Strange Days

緊急地震速報に振り回されて、"予防原則"なるものを考える

2013年08月08日(木曜日) 21時44分 暮らし , 思考 天気:くもり

 夕刻、自席でExcelを、眉根を寄せながら睨んでいた時だった。
 突然、聞き覚えのある、しかし咄嗟になんだったかを思い出せないアラームが、職場のあちこちから鳴り出したのだ。そもそも、我がauケータイ2台も、それぞれに鳴り出している。これは、あれか、緊急地震速報。
 G'zを取り出して、文面を眺めると、奈良で震度7の予報だ。ええっ、エライことだ。
 騒然とする職場。しかし、奈良と中途半端に遠い場所の警報なので、一様に戸惑いを隠せない。
 数秒が経った。地面はピクリとも揺れない。それでも、奈良は如何に。
 しかし、その後も全く揺れは来ない。その上、関西方面の情報がTwitter経由で確認でき、やはり揺れた気配はないと。誤発報だったようだ。
 その後、気象庁が正式に誤通知を認めた。

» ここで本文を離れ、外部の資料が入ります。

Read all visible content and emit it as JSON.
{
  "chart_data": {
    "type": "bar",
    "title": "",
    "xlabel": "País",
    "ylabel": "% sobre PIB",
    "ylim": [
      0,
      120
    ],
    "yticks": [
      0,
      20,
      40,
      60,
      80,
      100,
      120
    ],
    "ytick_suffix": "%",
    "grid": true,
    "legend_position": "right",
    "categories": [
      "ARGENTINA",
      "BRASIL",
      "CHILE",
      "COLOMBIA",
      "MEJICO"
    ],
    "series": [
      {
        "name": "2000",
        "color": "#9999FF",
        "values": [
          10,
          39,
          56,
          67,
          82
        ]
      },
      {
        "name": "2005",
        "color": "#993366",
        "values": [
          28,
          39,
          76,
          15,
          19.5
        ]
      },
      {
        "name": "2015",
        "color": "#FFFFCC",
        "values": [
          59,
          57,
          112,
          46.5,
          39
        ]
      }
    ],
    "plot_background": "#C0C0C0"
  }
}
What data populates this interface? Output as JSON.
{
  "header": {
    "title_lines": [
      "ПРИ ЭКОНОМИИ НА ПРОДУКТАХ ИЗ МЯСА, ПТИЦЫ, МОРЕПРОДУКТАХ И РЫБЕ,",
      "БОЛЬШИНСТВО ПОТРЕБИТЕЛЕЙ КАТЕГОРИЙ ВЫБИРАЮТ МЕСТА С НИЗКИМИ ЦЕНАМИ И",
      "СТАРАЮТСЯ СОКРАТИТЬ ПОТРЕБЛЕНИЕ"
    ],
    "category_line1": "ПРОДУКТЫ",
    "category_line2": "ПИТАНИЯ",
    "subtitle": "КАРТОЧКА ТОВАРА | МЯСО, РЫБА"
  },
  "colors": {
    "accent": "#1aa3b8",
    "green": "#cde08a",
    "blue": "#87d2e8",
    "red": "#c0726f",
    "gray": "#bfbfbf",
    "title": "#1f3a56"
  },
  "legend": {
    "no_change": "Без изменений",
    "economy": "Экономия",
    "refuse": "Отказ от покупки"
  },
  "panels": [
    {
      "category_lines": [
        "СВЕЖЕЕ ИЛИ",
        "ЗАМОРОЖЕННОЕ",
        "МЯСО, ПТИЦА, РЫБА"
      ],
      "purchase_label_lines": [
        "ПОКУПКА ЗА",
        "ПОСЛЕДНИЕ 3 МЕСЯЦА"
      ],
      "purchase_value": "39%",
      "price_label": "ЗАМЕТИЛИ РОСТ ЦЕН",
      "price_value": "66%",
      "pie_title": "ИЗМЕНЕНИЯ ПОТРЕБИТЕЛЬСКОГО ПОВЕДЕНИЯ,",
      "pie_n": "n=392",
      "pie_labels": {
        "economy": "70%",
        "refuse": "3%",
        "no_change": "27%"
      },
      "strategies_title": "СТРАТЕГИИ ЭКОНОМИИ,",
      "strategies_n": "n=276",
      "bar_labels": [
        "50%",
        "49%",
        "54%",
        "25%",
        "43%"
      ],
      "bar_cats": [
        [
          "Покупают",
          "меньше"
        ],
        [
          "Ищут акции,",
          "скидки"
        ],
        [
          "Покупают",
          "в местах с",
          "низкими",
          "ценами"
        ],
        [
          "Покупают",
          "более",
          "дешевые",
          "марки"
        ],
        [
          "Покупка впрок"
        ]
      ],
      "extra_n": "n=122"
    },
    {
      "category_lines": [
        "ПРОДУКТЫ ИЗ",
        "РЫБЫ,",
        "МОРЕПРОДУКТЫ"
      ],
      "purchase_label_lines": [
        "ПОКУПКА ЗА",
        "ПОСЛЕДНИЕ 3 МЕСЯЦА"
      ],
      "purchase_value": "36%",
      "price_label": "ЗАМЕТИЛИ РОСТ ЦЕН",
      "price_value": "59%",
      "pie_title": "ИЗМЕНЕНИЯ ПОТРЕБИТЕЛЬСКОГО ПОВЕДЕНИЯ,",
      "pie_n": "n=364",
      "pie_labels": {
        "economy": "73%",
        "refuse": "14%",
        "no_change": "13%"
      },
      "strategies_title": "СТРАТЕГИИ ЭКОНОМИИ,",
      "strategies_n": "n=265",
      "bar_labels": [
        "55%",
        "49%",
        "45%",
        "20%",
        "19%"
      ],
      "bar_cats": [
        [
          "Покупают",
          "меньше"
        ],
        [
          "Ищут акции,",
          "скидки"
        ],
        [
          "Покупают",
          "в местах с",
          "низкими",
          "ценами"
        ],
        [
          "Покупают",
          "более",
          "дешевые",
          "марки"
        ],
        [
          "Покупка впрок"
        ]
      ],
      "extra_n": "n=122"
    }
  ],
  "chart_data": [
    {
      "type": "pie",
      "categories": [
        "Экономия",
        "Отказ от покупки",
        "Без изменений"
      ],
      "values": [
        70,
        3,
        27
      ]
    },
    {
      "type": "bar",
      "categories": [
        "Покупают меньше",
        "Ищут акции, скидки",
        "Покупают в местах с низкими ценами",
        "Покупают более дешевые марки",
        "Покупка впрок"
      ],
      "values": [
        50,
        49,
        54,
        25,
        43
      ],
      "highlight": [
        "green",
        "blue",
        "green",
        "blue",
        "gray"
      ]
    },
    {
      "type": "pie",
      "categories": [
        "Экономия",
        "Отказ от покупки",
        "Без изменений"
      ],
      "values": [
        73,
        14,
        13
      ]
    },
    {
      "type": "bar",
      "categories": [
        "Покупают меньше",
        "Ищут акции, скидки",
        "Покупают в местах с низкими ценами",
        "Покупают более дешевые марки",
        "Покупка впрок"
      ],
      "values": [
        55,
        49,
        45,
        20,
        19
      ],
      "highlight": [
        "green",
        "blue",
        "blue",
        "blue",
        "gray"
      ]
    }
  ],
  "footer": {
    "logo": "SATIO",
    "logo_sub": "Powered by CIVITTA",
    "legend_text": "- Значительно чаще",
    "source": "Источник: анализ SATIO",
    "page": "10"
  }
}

どうも、微弱な揺れを関西地方で検知し、同時に離れた三重沖では、地震計が不調で、それが偶然に『同時に起きた揺れ』として誤検出されてしまい、離れた場所で同時に揺れを検知→大地震だ、という判定が下ってしまったそうな。
 地震計の不調、アルゴリズムの不備はあるのだろうが、速報の性格上、過剰な通知になってしまう場合がありうるのは仕方ない。一箇所の強力な震源地と、複数の弱い震源地とを持つ地震を、それぞれに区別するのは、多分簡単ではないはずだ。誤通知はすぐに判明するのだし、逆に大地震時に通知されない場合を考えるならば、多少は過剰になってもやむをえないように思う。
 予防原則なるものは、このように真偽の判定が難しく、甚大な被害の存在が明らかであり、かつ直後には成否が明確になるような事象にのみ適用出来るのだと思う。福島第1原発事故の場合だと、その影響を過剰に言い立てるのは、その影響があまりに長期に、かつ甚大になり、影響が無い(偽)となった場合の回復が不可能になる。まあ、言い立てている人々は、回復させる気なんて無いのだろうが。そして低レベルの放射性物質に依る影響が、例えばタバコやディーゼル排気の影響に比べても低いものでしか無いのは、既に明らかなのだから、福島第1原発事故の影響範囲なんて、その周辺の高レベル放射性物質汚染域に限られるのも明らかだろう。だから、この場合には予防原則を言い立てて、過剰な影響をまくし立てるのは、害悪にしかならないのではないだろうか。